Bali, May 4 (Inditop) Developing countries in Asia should be able to rebound from the global economic crisis and reach 6 percent growth next year, the president of the Asian Development Bank (ADB), Haruhiko Kuroda, said here Monday.
Growth in the region was expected to fall to 3.4 percent this year from 6.3 percent last year and record growth of 9.5 percent in 2007, Kuroda said.
“With strong national and regional efforts and a mild recovery expected in the global economy next year, developing Asia should bounce back to 6 percent growth in 2010,” Kuroda said at the opening of the bank’s annual meeting.
“Therefore, this should not be a time of despair,” he said. “Our region continues to grow and will remain the touchstone of dynamism and hope, contributing substantially to global growth and poverty reduction.”
The two-day annual meeting on the resort island of Bali was being attended by ministers, central bank governors and officials from the bank’s 67 member countries.
On Sunday, Japan, China and South Korea agreed with the 10-member Association of South-East Asian Nations (ASEAN) to set up a $120 billion currency reserve pool to counter the global crisis.
Japan and China each committed $38.4 billion, or 32 percent, to the fund, while South Korea would provide $19.2 billion, the ministers said.
The remainder would come from the ASEAN members – Indonesia, Thailand, Malaysia, Singapore, the Philippines, Vietnam, Myanmar, Brunei, Cambodia and Laos.
Officials said the fund was not intended to replace the role of the International Monetary Fund (IMF).
“The region will have a major financial facility supplementary to the major international funding institution, the IMF, which is responsible for that kind of thing,” ASEAN Secretary General Surin Pitsuwan said Sunday.
Japan also said it would establish an emergency fund of up to $60 billion in the event of an Asian financial crisis, a scheme separate from the ASEAN pool.
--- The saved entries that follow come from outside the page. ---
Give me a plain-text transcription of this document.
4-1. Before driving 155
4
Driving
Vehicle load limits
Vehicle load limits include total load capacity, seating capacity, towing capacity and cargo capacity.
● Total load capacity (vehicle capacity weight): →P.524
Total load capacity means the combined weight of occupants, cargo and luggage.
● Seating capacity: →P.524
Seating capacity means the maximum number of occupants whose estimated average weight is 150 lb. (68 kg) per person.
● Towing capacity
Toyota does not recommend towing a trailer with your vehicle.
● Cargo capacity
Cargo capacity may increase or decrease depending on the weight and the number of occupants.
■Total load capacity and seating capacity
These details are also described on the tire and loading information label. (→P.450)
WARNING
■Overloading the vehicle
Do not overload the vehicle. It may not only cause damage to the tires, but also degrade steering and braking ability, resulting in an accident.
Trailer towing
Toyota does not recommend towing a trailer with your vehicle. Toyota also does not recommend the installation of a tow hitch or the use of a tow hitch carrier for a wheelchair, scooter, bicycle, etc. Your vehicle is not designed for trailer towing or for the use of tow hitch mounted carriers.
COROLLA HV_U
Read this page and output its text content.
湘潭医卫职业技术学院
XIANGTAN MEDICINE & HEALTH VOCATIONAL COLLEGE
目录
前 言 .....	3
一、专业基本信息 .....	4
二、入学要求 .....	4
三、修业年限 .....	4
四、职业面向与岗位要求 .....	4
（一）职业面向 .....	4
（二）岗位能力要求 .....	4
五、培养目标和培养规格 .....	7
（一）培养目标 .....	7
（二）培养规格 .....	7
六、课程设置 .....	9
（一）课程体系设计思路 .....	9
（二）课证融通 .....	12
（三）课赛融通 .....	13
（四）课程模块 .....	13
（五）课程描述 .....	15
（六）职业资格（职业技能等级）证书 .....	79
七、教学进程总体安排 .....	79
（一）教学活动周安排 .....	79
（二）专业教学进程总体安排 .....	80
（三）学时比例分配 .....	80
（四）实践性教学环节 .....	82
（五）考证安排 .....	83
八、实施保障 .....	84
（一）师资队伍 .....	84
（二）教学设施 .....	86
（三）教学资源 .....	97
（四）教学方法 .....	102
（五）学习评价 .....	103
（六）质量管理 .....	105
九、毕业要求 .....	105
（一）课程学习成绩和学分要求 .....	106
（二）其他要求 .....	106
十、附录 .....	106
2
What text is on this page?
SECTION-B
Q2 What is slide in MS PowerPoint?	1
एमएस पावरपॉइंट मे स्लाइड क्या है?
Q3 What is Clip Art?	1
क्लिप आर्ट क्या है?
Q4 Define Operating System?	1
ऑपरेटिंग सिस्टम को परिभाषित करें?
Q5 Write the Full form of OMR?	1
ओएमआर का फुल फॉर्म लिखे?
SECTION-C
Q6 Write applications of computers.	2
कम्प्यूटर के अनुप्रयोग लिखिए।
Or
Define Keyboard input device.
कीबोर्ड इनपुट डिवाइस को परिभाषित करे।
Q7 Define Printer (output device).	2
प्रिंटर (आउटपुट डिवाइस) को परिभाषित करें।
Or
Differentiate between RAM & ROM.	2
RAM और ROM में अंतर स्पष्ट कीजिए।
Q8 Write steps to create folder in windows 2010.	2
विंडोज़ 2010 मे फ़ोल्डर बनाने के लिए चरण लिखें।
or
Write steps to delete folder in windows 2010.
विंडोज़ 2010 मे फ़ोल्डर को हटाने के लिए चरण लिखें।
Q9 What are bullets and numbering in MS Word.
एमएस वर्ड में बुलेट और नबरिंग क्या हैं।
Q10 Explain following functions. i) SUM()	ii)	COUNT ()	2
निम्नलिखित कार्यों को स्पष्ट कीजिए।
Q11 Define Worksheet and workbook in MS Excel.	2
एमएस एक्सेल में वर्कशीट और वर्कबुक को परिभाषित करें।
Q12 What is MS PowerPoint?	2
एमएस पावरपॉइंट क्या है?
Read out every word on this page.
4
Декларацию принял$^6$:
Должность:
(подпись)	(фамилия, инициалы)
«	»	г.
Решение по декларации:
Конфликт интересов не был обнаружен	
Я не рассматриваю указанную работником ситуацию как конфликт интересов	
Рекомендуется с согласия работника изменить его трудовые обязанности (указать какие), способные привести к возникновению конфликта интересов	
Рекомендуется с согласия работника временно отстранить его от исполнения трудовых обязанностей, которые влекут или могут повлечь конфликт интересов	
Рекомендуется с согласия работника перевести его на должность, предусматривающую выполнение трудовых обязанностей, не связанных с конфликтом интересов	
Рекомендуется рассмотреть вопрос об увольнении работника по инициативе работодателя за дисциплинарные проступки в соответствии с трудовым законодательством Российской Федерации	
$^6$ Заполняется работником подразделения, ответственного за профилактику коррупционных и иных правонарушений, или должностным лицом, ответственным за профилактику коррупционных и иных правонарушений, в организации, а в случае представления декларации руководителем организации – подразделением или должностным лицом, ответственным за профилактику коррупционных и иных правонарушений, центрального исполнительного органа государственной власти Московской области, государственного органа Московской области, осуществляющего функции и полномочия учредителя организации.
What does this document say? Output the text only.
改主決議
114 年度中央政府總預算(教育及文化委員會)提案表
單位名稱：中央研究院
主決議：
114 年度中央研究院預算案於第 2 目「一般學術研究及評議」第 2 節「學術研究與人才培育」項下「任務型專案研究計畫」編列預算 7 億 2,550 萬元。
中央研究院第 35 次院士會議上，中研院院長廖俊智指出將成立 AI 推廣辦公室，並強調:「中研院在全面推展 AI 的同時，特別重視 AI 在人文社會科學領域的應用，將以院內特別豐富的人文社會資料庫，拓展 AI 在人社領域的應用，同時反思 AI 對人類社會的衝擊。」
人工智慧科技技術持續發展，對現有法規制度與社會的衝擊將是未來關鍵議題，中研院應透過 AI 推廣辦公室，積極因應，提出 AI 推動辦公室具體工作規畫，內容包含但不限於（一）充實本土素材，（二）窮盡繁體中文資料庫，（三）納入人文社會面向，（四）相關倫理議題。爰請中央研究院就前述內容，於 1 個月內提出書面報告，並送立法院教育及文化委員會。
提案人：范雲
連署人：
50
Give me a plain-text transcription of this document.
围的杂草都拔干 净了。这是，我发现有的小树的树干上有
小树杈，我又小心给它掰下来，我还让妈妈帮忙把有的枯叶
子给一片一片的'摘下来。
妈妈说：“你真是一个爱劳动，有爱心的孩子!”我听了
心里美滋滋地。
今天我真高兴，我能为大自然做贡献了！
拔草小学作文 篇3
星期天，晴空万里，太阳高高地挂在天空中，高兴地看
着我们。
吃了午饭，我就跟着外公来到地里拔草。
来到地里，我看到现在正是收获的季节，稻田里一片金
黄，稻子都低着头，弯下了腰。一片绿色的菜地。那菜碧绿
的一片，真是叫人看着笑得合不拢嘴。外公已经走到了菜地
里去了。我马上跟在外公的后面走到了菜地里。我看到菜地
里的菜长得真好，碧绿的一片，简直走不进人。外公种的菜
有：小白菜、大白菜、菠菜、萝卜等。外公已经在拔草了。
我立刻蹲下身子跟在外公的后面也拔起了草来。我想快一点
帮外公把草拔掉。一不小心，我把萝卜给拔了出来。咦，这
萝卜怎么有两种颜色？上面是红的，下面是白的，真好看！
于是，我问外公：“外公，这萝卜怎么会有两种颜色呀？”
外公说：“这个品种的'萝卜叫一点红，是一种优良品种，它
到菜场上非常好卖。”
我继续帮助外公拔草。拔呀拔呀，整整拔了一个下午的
The ADB has warned that the crisis would keep more than 60 million people in developing Asia trapped in poverty this year and nearly 100 million more in 2010.
Indonesian President Susilo Bambang Yudhoyono warned that social and political unrest could erupt in many countries if the crisis went unchecked.
“We have no clear indication whether the worst is already behind us or whether there is more bad news around the corner,” Yudhoyono told the opening session of the meeting.
“But we can all safely assume that 2009 will be a difficult year for many economies,” he said.
The bank plans to set up a $3 billion fund to provide emergency loans to crisis-hit member countries faster and more cheaply than under the bank’s existing programmes.
The fund would help increase total loan disbursements by the bank by $10 billion to $32 billion over the next two years.
Kuroda said Asia would need to rebalance growth, placing more emphasis on domestic demand and consumption rather than exports.
“While the challenges are huge, I believe the crisis is also an opportunity … for our region – and the world – to fundamentally restructure our approach to development and bring about a more sustainable global balance,” he said.
The new approach must also include greater attention to combating climate change as the region needs energy to grow and its share of global carbon emissions could reach 40 percent by the end of 2030, Kuroda said.